C’est parti pour le Cameroon student challenge 2015!

La finale nationale de cette compétition aura lieu du 09 au 13 novembre 2015 à l’université de Dschang. Les candidatures attendues auprès de l’organisateur (OPEN), jusqu’au 26 août

La troisième édition du Cameroon student challenge (CSC) a débuté mercredi, 12 août. Les thématiques de la compétition ont été présentées au cours d’une conférence de presse donnée à Yaoundé par l’organisateur, l’l’Observatoire de la presse étrangère Et nationale(OPEN).

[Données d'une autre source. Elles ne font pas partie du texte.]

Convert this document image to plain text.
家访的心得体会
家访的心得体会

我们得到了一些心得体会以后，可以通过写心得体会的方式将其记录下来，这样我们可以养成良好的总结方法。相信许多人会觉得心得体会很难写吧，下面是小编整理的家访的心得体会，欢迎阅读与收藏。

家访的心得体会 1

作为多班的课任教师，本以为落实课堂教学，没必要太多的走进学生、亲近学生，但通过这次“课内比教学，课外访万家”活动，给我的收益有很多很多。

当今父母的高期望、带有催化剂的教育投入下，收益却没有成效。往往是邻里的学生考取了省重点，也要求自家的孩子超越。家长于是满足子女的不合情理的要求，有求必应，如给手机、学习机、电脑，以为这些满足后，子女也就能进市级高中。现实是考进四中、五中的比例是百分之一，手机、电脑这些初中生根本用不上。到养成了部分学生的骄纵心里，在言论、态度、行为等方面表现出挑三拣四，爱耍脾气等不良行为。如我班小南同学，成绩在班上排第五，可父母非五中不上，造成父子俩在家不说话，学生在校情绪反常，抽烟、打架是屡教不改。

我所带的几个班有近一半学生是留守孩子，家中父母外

C’était l’occasion pour Jessie Atogho Ekukole, porte-parole de l’Observatoire, de préciser que le CSC est une compétition universitaire du « savoir » et de l’ [« innovation »] ; dont le but est de détecter, de valoriser et de promouvoir les étudiants « brillants, talentueux et ingénieux ».

« Nous ne finançons pas les projets des finalistes, nous sommes des facilitateurs et nous les mettons en contact avec les partenaires intéressés par leurs projets. Mais nous leur décernons des primes et cette année elles iront jusqu’à 200.000 FCFA», a précisé Jessie Atogho Ekukole. Elle a par ailleurs invité les mairies à continuer de parrainer les groupes d’étudiants, comme cela a été le cas en 2014.

Innovations
La finale du Cameroon student challenge Dschang 2015 se tiendra du 09 au 13 novembre à l’université de Dschang. Elle mettra en compétition, pour chaque thématique, cinq équipes. A l’issue du CSC trois de ces concurrents seront retenus pour la qualité de leurs travaux.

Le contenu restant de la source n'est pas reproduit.